Alors que la recherche part d’un cadre de pensée, analyse et propose des axes d’action, la RA part des questionnements des gens. C’est une des meilleure démarche pour avancer dans le social car cela nécessite de reconnaître la connaissance que les personnes concernées ont de leur cadre de vie et de considérer les orientations qu'elles proposent pour le faire évoluer. C'est leur redonner le pouvoir d’agir.
L'approche et la structure de pensée universitaire en France rend la démarche de RA difficile pour les universitaires eux-mêmes qui ont souvent des difficultés à ne pas penser pour les autres. Le premier réflexe est souvent de poser un cadre d'analyse de départ qui bloque l'émergence de nouveaux axes d'approche ou rend leur mise en évidence plus complexe. La RA s'inscrit dans une démarche de bottom up.
C’est une posture, la capacité de mettre à plat et percevoir d’autres cadres de pensée. Pour que les acteurs en présence ne soient pas enfermés dans leurs propres structures de pensée, il est important qu’il y ait un tiers extérieur qui facilite ce qui a du mal à émerger, de par sa capacité d’écoute, d’analyse et à donner forme. Le « chercheur-acteur » fait de la réflexivité, il aide les acteurs à éclaircir leurs questionnements et à formaliser les solutions envisagées.
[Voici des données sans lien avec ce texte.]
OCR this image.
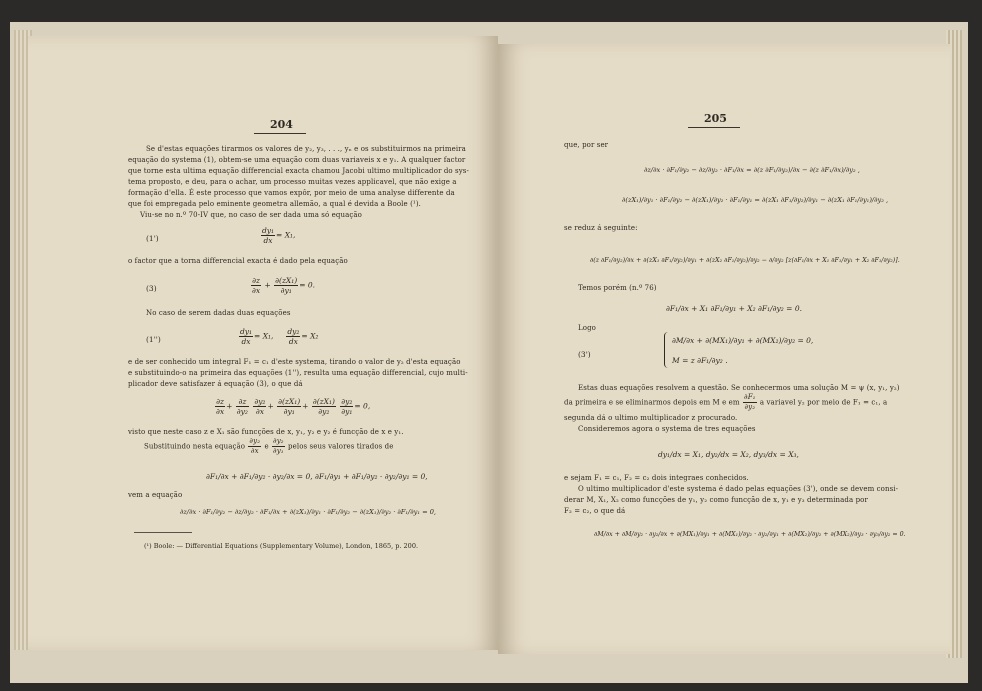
204
Se d'estas equações tirarmos os valores de y₂, y₃, . . ., yₙ e os substituirmos na primeira
equação do systema (1), obtem-se uma equação com duas variaveis x e y₁. A qualquer factor
que torne esta ultima equação differencial exacta chamou Jacobi ultimo multiplicador do sys-
tema proposto, e deu, para o achar, um processo muitas vezes applicavel, que não exige a
formação d'ella. É este processo que vamos expôr, por meio de uma analyse differente da
que foi empregada pelo eminente geometra allemão, a qual é devida a Boole (¹).
Viu-se no n.º 70-IV que, no caso de ser dada uma só equação
(1')	$\frac{\text{dy₁}}{dx} = X_1$,
o factor que a torna differencial exacta é dado pela equação
(3)	$\frac{\partial z}{\partial x} + \frac{\text{∂(zX₁)}}{\text{∂y₁}} = 0$.
No caso de serem dadas duas equações
(1'')	$\frac{\text{dy₁}}{dx} = X_1$, $\frac{\text{dy₂}}{dx} = X_2$
e de ser conhecido um integral F₁ = c₁ d'este systema, tirando o valor de y₂ d'esta equação
e substituindo-o na primeira das equações (1''), resulta uma equação differencial, cujo multi-
plicador deve satisfazer á equação (3), o que dá
$\frac{\partial z}{\partial x} + \frac{\partial z}{\text{∂y₂}}$
$\frac{\text{∂y₂}}{\partial x} + \frac{\text{∂(zX₁)}}{\text{∂y₁}} + \frac{\text{∂(zX₁)}}{\text{∂y₂}}$
$\frac{\text{∂y₂}}{\text{∂y₁}} = 0$,
visto que neste caso z e X₁ são funcções de x, y₁, y₂ e y₂ é funcção de x e y₁.
Substituindo nesta equação $\frac{\text{∂y₂}}{\partial x}$ e $\frac{\text{∂y₂}}{\text{∂y₁}}$ pelos seus valores tirados de
∂F₁/∂x + ∂F₁/∂y₂ · ∂y₂/∂x = 0, ∂F₁/∂y₁ + ∂F₁/∂y₂ · ∂y₂/∂y₁ = 0,
vem a equação
∂z/∂x · ∂F₁/∂y₂ − ∂z/∂y₂ · ∂F₁/∂x + ∂(zX₁)/∂y₁ · ∂F₁/∂y₂ − ∂(zX₁)/∂y₂ · ∂F₁/∂y₁ = 0,
(¹) Boole: — Differential Equations (Supplementary Volume), London, 1865, p. 200.
205
que, por ser
∂z/∂x · ∂F₁/∂y₂ − ∂z/∂y₂ · ∂F₁/∂x = ∂(z ∂F₁/∂y₂)/∂x − ∂(z ∂F₁/∂x)/∂y₂ ,
∂(zX₁)/∂y₁ · ∂F₁/∂y₂ − ∂(zX₁)/∂y₂ · ∂F₁/∂y₁ = ∂(zX₁ ∂F₁/∂y₂)/∂y₁ − ∂(zX₁ ∂F₁/∂y₁)/∂y₂ ,
se reduz á seguinte:
∂(z ∂F₁/∂y₂)/∂x + ∂(zX₁ ∂F₁/∂y₂)/∂y₁ + ∂(zX₂ ∂F₁/∂y₂)/∂y₂ − ∂/∂y₂ [z(∂F₁/∂x + X₁ ∂F₁/∂y₁ + X₂ ∂F₁/∂y₂)].
Temos porém (n.º 76)
∂F₁/∂x + X₁ ∂F₁/∂y₁ + X₂ ∂F₁/∂y₂ = 0.
Logo
(3')
∂M/∂x + ∂(MX₁)/∂y₁ + ∂(MX₂)/∂y₂ = 0,
M = z ∂F₁/∂y₂ .
Estas duas equações resolvem a questão. Se conhecermos uma solução M = ψ (x, y₁, y₂)
da primeira e se eliminarmos depois em M e em $\frac{\text{∂F₁}}{\text{∂y₂}}$ a variavel y₂ por meio de F₁ = c₁, a
segunda dá o ultimo multiplicador z procurado.
Consideremos agora o systema de tres equações
dy₁/dx = X₁, dy₂/dx = X₂, dy₃/dx = X₃,
e sejam F₁ = c₁, F₂ = c₂ dois integraes conhecidos.
O ultimo multiplicador d'este systema é dado pelas equações (3'), onde se devem consi-
derar M, X₁, X₂ como funcções de y₁, y₂ como funcção de x, y₁ e y₃ determinada por
F₂ = c₂, o que dá
∂M/∂x + ∂M/∂y₂ · ∂y₂/∂x + ∂(MX₁)/∂y₁ + ∂(MX₁)/∂y₂ · ∂y₂/∂y₁ + ∂(MX₂)/∂y₂ + ∂(MX₂)/∂y₃ · ∂y₃/∂y₂ = 0.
Une RA se fait sur du moyen terme pour que les personnes se donnent le temps et la liberté de la pensée, puissent lâcher prise et reprendre confiance.
Le coordinateur d’une RA est porteur d’un cadre qui favorise l’interaction, d’une dynamique de réflexion qui doit perdurer au-delà de sa présence. On a tous des connaissances de notre milieu et qui sont complémentaires, c’est en réfléchissant entre qu’on arrive à faire émerger des choses intéressantes et nouvelles. C'est dans la philosophie taoiste que j'en ai trouvé la meilleure illustration : l'important entre le ying et le yang, c’est l'espace vide entre les deux, ce qui se passe dans l'articulation entre les deux, l’interstice entre le blanc et le noir, le moment où les gens sont en relation. F. Cheng l'exprime ainsi : « toute vraie pensée est ‘inter’, ce qui naît entre les sujets est aussi important que les sujets eux-mêmes […] Le ‘vide médian’ c'est le souffle qui relie toute choses vivantes et qui les porte toujours plus loin qu'elles.»
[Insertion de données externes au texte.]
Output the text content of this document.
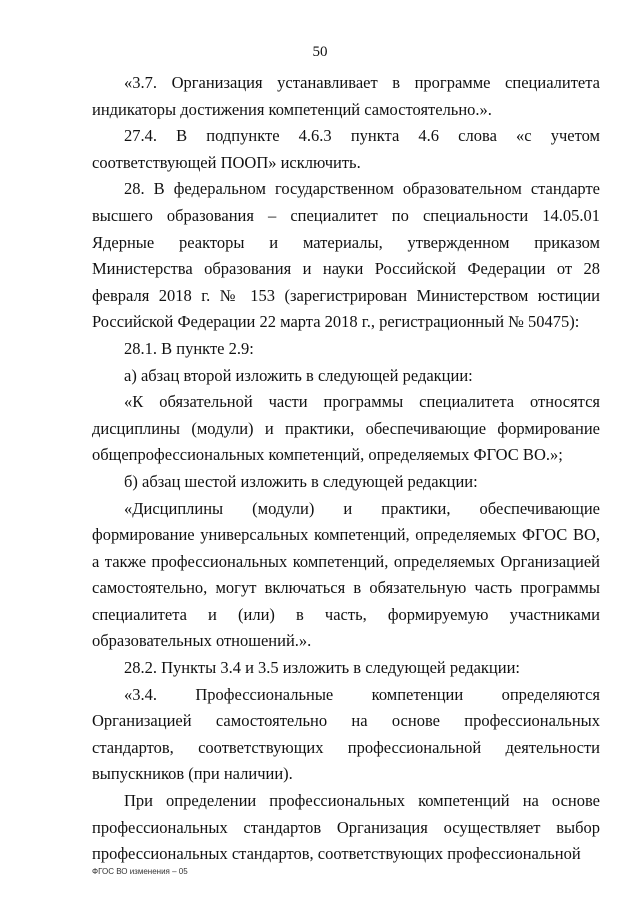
50

«3.7. Организация устанавливает в программе специалитета индикаторы достижения компетенций самостоятельно.».

27.4. В подпункте 4.6.3 пункта 4.6 слова «с учетом соответствующей ПООП» исключить.

28. В федеральном государственном образовательном стандарте высшего образования – специалитет по специальности 14.05.01 Ядерные реакторы и материалы, утвержденном приказом Министерства образования и науки Российской Федерации от 28 февраля 2018 г. № 153 (зарегистрирован Министерством юстиции Российской Федерации 22 марта 2018 г., регистрационный № 50475):

28.1. В пункте 2.9:

а) абзац второй изложить в следующей редакции:

«К обязательной части программы специалитета относятся дисциплины (модули) и практики, обеспечивающие формирование общепрофессиональных компетенций, определяемых ФГОС ВО.»;

б) абзац шестой изложить в следующей редакции:

«Дисциплины (модули) и практики, обеспечивающие формирование универсальных компетенций, определяемых ФГОС ВО, а также профессиональных компетенций, определяемых Организацией самостоятельно, могут включаться в обязательную часть программы специалитета и (или) в часть, формируемую участниками образовательных отношений.».

28.2. Пункты 3.4 и 3.5 изложить в следующей редакции:

«3.4. Профессиональные компетенции определяются Организацией самостоятельно на основе профессиональных стандартов, соответствующих профессиональной деятельности выпускников (при наличии).

При определении профессиональных компетенций на основе профессиональных стандартов Организация осуществляет выбор профессиональных стандартов, соответствующих профессиональной

ФГОС ВО изменения – 05
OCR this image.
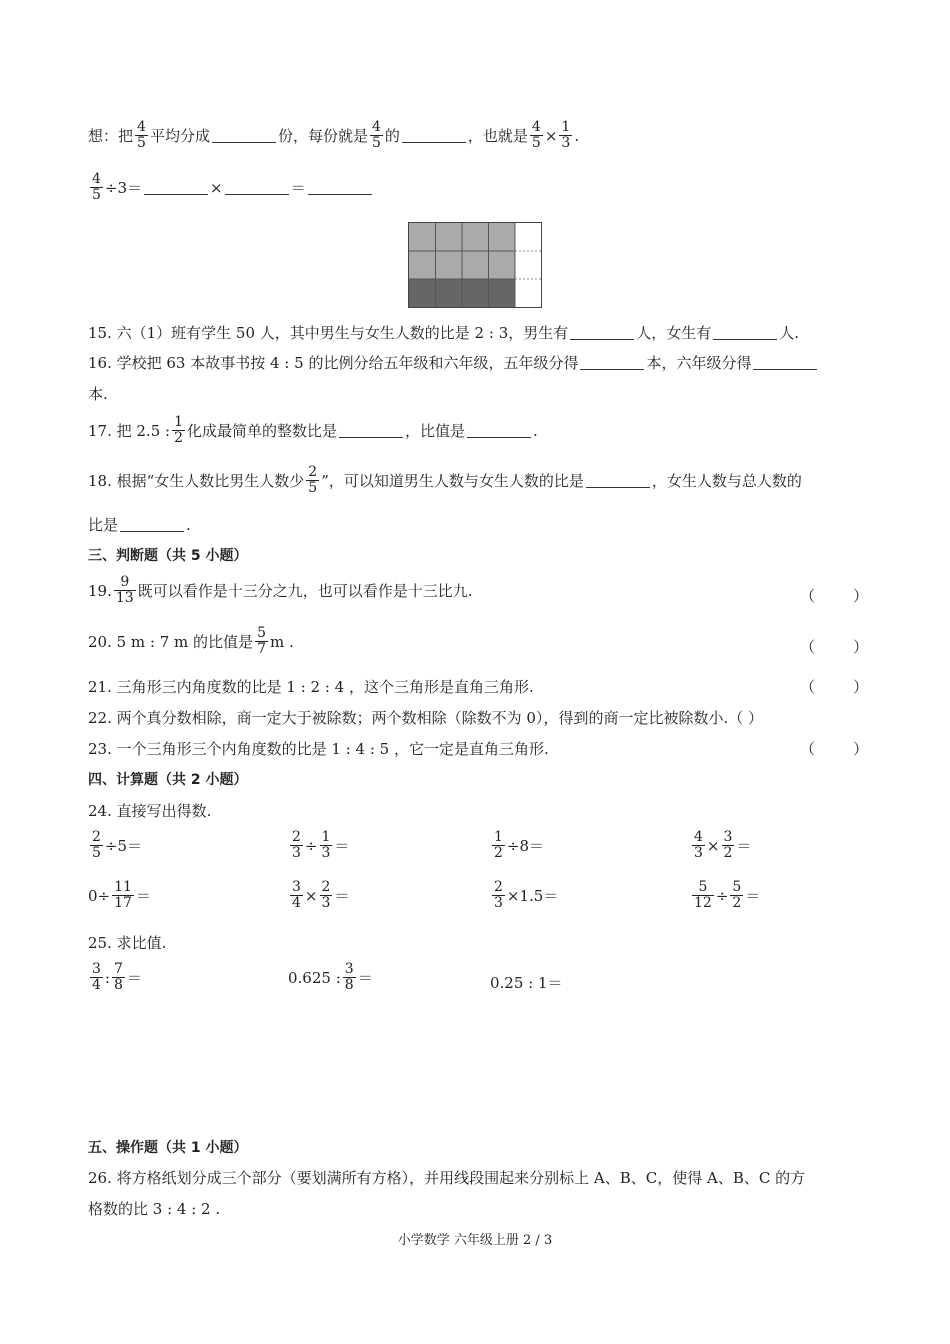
想：把 $\frac{4}{5}$ 平均分成	份，每份就是 $\frac{4}{5}$ 的	，也就是 $\frac{4}{5} \times \frac{1}{3}$ .
$\frac{4}{5} \div 3=$	×	＝
15. 六（1）班有学生 50 人，其中男生与女生人数的比是 2 : 3，男生有	人，女生有	人.
16. 学校把 63 本故事书按 4 : 5 的比例分给五年级和六年级，五年级分得	本，六年级分得
本.
17. 把 2.5 : $\frac{1}{2}$ 化成最简单的整数比是	，比值是	.
18. 根据“女生人数比男生人数少 $\frac{2}{5}$ ”，可以知道男生人数与女生人数的比是	，女生人数与总人数的
比是	.
三、判断题（共 5 小题）
19. $\frac{9}{13}$ 既可以看作是十三分之九，也可以看作是十三比九.	（        ）
20. 5 m : 7 m 的比值是 $\frac{5}{7}$ m .	（        ）
21. 三角形三内角度数的比是 1 : 2 : 4 ，这个三角形是直角三角形.	（        ）
22. 两个真分数相除，商一定大于被除数；两个数相除（除数不为 0），得到的商一定比被除数小.（ ）
23. 一个三角形三个内角度数的比是 1 : 4 : 5 ，它一定是直角三角形.	（        ）
四、计算题（共 2 小题）
24. 直接写出得数.
$\frac{2}{5} \div 5=$	$\frac{2}{3} \div \frac{1}{3}$ ＝	$\frac{1}{2} \div 8=$	$\frac{4}{3} \times \frac{3}{2}$ ＝
$0\div \frac{11}{17}$ ＝	$\frac{3}{4} \times \frac{2}{3}$ ＝	$\frac{2}{3} \times 1.5=$	$\frac{5}{12} \div \frac{5}{2}$ ＝
25. 求比值.
$\frac{3}{4}$ : $\frac{7}{8}$ ＝	0.625 : $\frac{3}{8}$ ＝	0.25 : 1＝
五、操作题（共 1 小题）
26. 将方格纸划分成三个部分（要划满所有方格），并用线段围起来分别标上 A、B、C，使得 A、B、C 的方
格数的比 3 : 4 : 2 .
小学数学 六年级上册 2 / 3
2 Parlez-nous de la recherche-action que vous avez coordonnée pour le SPISC
Le SPISC, séminaire pour la promotion de l’intervention sociale communautaire est un collectif qui s'est constitué en 2006, suite aux révoltes des banlieues. Il est composé de militants du social, travailleurs sociaux, universitaires, formateurs, administrateurs d’institutions publiques et privées qui voulaient remettre les modes de fonctionnement à plat et attirer l'attention sur la nécessité de prendre en compte la réalité et les ressources de dimensions culturelles différentes.
En 2011 ont eu lieu à Aubervilliers une première recherche et un colloque sur une démarche de développement social/intervention sociale communautaire. Le collectif s’est mis ensuite à réfléchir à une recherche-action nationale avec pour objectif de mettre en évidence les ressorts et l'intérêt des actions communautaires. Cette RA a été financée par le Commissariat général à l’égalité des territoires (CGET), la Direction Générale de la Cohésion Sociale (DGCS) et la Direction de l'Accueil, de l'Accompagnement des Étrangers et de la Nationalité (DAAEN).
Des démarches ont été mises en place sur 9 sites, pour la plupart des quartiers politiques de la ville, avec des acteurs de l’intervention sociale : deux équipes de la politique de la ville de collectivités ou de Groupement d’Intérêt Public, trois associations de prévention spécialisée, deux associations intervenant sur l’intégration de migrants, deux associations d’initiative citoyenne.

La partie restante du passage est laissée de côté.